Le décor s’enrichit lorsque des projections investissent les murs, apportant une touche, à la fois, poétique et utilitaire. Ces images, d’une qualité visuelle remarquable, qui accompagnent les transitions entre les scènes, subliment les sites tels que l’aquarium, la galerie d’art ou le musée. Avec des plans rapprochés des personnages, chargés de tensions et sensualité, les vidéos projetées plongent les spectateurs et spectatrices dans une intimité profonde. Avec ce décor, l’œuvre se déploie comme un diaporama, enchaînant de grandes images horizontales empreintes de sensibilité.

Les éclairages pertinents se modulent au fil des scènes et façonnent l’atmosphère de l’œuvre; touches de couleur, stroboscopes, ambiances feutrées et jeux de contre-jours dramatiques. La trame sonore, parfois discrète et parfois très rythmée, donne le ton aux scènes et aux entre-scènes. Elle amplifie la tension émotionnelle, intensifie les moments d’intimité tout en précisant le climat spécifique des lieux.

© Danny Taillon

Les personnages sont habillés de tenues sobres. On y retrouve, parfois, une petite pointe de rouge. Malgré cette sobriété, les costumes sont habilement codifiés et révèlent très justement la personnalité et le statut de chaque personnage, sans excès.

La proposition de Solène Paré est réussie. Elle explore la condition humaine moderne, perturbée par la quête d’authenticité dans un monde dominé par les apparences et la possession. À travers une structure fragmentée et des ellipses temporelles, elle dissèque les contradictions des relations humaines : l’amour comme champ de bataille, la vérité comme arme destructrice et la proximité émotionnelle comme source de vulnérabilité. La pièce est marquée par une tension sexuelle omniprésente, dès les premiers mots, où chaque geste, regard et sourire, soutient le désir tout au long de l’histoire.

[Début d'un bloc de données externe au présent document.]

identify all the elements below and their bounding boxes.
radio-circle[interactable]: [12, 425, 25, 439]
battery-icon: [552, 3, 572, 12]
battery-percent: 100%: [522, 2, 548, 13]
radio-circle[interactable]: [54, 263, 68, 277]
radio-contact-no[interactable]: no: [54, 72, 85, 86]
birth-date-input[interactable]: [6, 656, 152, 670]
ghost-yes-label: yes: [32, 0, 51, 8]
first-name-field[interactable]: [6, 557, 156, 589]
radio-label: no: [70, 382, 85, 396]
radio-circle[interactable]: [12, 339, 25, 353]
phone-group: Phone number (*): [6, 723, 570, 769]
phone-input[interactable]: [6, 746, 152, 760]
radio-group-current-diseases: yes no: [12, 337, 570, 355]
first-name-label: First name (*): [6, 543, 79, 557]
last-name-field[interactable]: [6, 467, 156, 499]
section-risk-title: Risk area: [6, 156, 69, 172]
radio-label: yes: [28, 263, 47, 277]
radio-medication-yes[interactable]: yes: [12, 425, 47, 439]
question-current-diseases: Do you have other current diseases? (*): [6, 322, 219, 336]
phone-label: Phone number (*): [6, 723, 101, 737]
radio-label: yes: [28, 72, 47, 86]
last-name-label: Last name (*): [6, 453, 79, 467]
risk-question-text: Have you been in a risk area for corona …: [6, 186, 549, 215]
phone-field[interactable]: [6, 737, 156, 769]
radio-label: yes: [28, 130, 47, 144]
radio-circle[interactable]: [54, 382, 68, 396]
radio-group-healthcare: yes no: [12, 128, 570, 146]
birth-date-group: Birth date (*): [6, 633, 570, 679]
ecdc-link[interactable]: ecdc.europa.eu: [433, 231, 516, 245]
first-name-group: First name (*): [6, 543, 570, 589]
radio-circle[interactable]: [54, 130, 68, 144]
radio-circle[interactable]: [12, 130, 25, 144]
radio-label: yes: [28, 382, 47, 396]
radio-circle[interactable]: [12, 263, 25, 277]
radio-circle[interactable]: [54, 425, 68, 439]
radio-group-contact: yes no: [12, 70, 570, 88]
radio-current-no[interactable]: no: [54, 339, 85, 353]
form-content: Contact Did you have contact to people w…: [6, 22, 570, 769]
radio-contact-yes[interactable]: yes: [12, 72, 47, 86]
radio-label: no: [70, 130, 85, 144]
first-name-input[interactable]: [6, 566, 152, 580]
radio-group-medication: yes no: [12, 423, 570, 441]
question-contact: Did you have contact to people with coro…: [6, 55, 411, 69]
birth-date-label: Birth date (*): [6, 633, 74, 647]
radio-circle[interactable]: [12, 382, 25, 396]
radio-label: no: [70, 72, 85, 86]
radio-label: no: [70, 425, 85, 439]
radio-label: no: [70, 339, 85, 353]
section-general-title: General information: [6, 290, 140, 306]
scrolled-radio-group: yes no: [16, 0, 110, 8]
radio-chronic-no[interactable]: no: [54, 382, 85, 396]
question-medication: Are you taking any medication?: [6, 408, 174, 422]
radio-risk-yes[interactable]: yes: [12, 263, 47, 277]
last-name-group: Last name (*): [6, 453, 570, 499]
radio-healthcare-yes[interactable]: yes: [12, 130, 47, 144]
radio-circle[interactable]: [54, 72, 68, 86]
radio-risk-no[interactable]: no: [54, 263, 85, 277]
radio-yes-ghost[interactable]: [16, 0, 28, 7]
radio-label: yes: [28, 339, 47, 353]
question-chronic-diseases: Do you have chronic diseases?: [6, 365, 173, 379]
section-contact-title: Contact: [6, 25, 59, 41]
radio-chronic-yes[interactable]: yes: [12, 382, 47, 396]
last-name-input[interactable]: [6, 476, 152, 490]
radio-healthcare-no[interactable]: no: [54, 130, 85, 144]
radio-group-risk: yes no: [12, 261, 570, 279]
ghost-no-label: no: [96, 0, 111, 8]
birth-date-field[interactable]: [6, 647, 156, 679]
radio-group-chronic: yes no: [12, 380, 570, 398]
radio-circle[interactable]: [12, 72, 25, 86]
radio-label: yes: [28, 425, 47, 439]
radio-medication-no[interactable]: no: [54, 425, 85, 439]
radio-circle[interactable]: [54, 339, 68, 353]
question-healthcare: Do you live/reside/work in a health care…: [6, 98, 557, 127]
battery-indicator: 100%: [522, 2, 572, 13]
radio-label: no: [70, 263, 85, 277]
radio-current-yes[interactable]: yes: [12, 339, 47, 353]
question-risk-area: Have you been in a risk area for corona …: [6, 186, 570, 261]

Les personnages, des archétypes peaufinés, dialoguent en se fixant intensément, mais sont surtout connectés aux spectateurs et spectatrices. Leurs mots semblent souvent s’adresser directement au public, comme pour se détacher de la situation, se dissocier ou le prendre à témoin de leurs émotions. Les acteurs et actrices oscillent entre un jeu comique et un sérieux plutôt froid, avec une rhétorique mêlant sourires et souffles coupés. Leur jeu incarne une tragi-comédie qui déchire les personnages. Apparaissant d’abord dur·es et fier·ères, on perçoit peu à peu leur carapace se fissurer. Ce qui commence comme un combat de coqs se transforme finalement en scènes de pleurs, de révélations, d’yeux baissés, de réponses hésitantes et d’adieux.

Contre toi, présentée chez Duceppe est une œuvre poignante, alternant entre moments de tendresse et de violence, offrant un regard incisif sur les relations modernes et la quête universelle de connexion. Cette version revisitée, à la fois cynique et émouvante, capte avec lucidité la complexité des passions humaines. Sa forme élégante et soignée met en relief la brutalité de son sujet.

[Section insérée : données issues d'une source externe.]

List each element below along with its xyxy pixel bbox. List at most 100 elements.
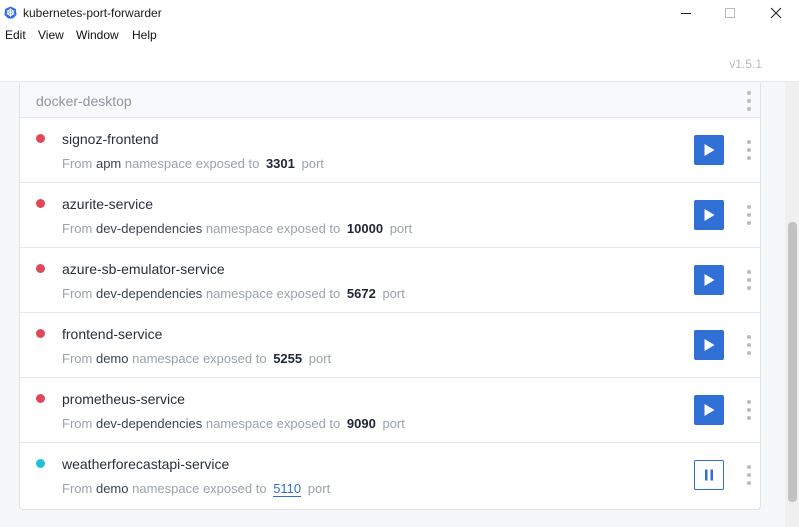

Afin de poursuivre la réflexion, il serait possible de se demander : et si les personnages avaient établi des ententes relationnelles différentes ? Et si on explorait différentes façons de vivre l’amour ?

© Danny Taillon

Contre toi

Texte : Patrick Marber. Traduction : Fanny Britt. Mise en scène : Solène Paré. Interprétation : Isabelle Blais, David Boutin, Inès Defossé, Alice Pascual. Assistance à la mise en scène : Félix-Antoine Gauthier. Scénographie : Geneviève Lizotte. Costumes : Oleksandra Lykova. Éclairages : Julie Basse. Musique : Christophe St-Denis. Vidéo : Julien Blais. En coproduction avec Fantôme, compagnie de création. Présentée chez Duceppe jusqu’au 15 février 2025.